Participants of the 7th Annual Levinas Philosophy Summer Seminar: "Irresponsibility and Politics" - July 15-19, 2019 - New York City

The Department of Jewish Thought is proud to announce the National Endowment for the Humanities has awarded Professor Richard A. Cohen a grant to direct a one-week seminar to be held in Augusts 2020 on the topic “Emmanuel Levinas: Ethics of Democracy,” at the University at Buffalo. 

The award is one of only three such grants given nationwide by the NEH for 2020.  NEH Seminars for University and College Teachers provide funding – travel expenses and stipends - to enable sixteen American scholars to join together at an academic venue for one week to critically discuss selected topics.  The Seminar at UB on “Ethics of Democracy” will be guided by the thought and writings of Emmanuel Levinas (1906-1995), a Jewish-Lithuanian-French thinker who created one of the most compelling philosophical accounts of ethics in the 20th century.  His many writings, originally published in France, have been translated into many languages around the world, including English.  
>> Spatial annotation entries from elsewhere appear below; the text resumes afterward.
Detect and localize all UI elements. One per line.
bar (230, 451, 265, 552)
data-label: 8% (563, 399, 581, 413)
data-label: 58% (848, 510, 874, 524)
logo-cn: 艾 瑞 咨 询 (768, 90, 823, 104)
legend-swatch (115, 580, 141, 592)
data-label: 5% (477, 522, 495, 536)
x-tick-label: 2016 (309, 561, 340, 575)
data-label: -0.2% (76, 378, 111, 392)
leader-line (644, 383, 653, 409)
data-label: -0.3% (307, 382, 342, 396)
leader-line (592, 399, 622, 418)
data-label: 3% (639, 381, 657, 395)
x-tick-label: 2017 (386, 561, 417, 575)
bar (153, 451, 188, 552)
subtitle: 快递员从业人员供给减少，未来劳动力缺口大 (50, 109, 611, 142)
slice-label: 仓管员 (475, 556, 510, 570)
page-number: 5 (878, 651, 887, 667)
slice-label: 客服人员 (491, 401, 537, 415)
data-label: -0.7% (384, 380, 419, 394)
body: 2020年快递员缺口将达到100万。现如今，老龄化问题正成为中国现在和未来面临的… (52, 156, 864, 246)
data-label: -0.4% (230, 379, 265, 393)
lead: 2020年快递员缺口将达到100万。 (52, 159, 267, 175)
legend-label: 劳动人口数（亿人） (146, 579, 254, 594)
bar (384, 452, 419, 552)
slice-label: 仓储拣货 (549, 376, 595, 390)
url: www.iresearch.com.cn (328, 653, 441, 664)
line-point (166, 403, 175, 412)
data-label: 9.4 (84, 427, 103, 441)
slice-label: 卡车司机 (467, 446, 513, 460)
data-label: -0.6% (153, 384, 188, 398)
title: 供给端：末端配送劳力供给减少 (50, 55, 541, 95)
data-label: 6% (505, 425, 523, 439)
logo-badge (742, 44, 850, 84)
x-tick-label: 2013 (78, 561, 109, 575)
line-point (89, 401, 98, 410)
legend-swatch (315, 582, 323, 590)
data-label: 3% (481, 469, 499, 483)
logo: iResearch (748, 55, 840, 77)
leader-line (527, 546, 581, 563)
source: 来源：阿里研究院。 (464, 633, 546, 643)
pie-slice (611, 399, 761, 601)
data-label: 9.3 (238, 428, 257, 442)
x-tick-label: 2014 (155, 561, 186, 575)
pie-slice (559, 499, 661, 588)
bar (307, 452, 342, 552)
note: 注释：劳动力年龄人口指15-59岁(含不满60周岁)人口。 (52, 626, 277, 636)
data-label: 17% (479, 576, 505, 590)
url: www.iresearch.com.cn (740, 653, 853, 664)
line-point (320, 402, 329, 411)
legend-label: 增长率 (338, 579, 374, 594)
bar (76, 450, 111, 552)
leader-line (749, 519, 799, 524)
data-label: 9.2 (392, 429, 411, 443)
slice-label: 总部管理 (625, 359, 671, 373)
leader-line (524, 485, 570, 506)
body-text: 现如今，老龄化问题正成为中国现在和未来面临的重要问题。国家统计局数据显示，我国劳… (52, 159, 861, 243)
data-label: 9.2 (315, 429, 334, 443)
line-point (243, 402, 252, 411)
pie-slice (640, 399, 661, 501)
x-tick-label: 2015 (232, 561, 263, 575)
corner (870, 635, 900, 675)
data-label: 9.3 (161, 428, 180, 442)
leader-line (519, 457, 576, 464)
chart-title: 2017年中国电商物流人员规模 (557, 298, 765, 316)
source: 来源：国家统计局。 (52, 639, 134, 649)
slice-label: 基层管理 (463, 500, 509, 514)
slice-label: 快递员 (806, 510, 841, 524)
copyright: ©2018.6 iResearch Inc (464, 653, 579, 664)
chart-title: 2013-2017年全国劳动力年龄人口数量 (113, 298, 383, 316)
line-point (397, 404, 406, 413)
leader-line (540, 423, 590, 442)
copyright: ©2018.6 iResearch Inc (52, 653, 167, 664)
Professor Cohen has translated four of Levinas’s books into English, and has authored four of his own books on various topics in Levinas’s thought, the most recent a critical contrast of Levinas and Spinoza: Out of Control: Confrontations between Spinoza and Levinas (2016).  Guided by Levinas’s thought, Professor Cohen’s seminar will examine the essential role of ethics – “good and evil,” “right and wrong” - in modern democratic governance, both in theory and practice. 

The Seminar is co-directed by Professor Jim McLachlan, Western Carolina University, and co-organized by Professor Jolanta Saldukaityte, Vilnius Gediminas Technical University.  The 2020 Seminar at UB will be the eighth one-week summer seminar on Levinas directed by Professor Cohen, starting in 2013, held in Berkeley, Buffalo, New York, Paris, Rome and Vilnius, and the second held in Buffalo supported by a National Endowment of Humanities grant.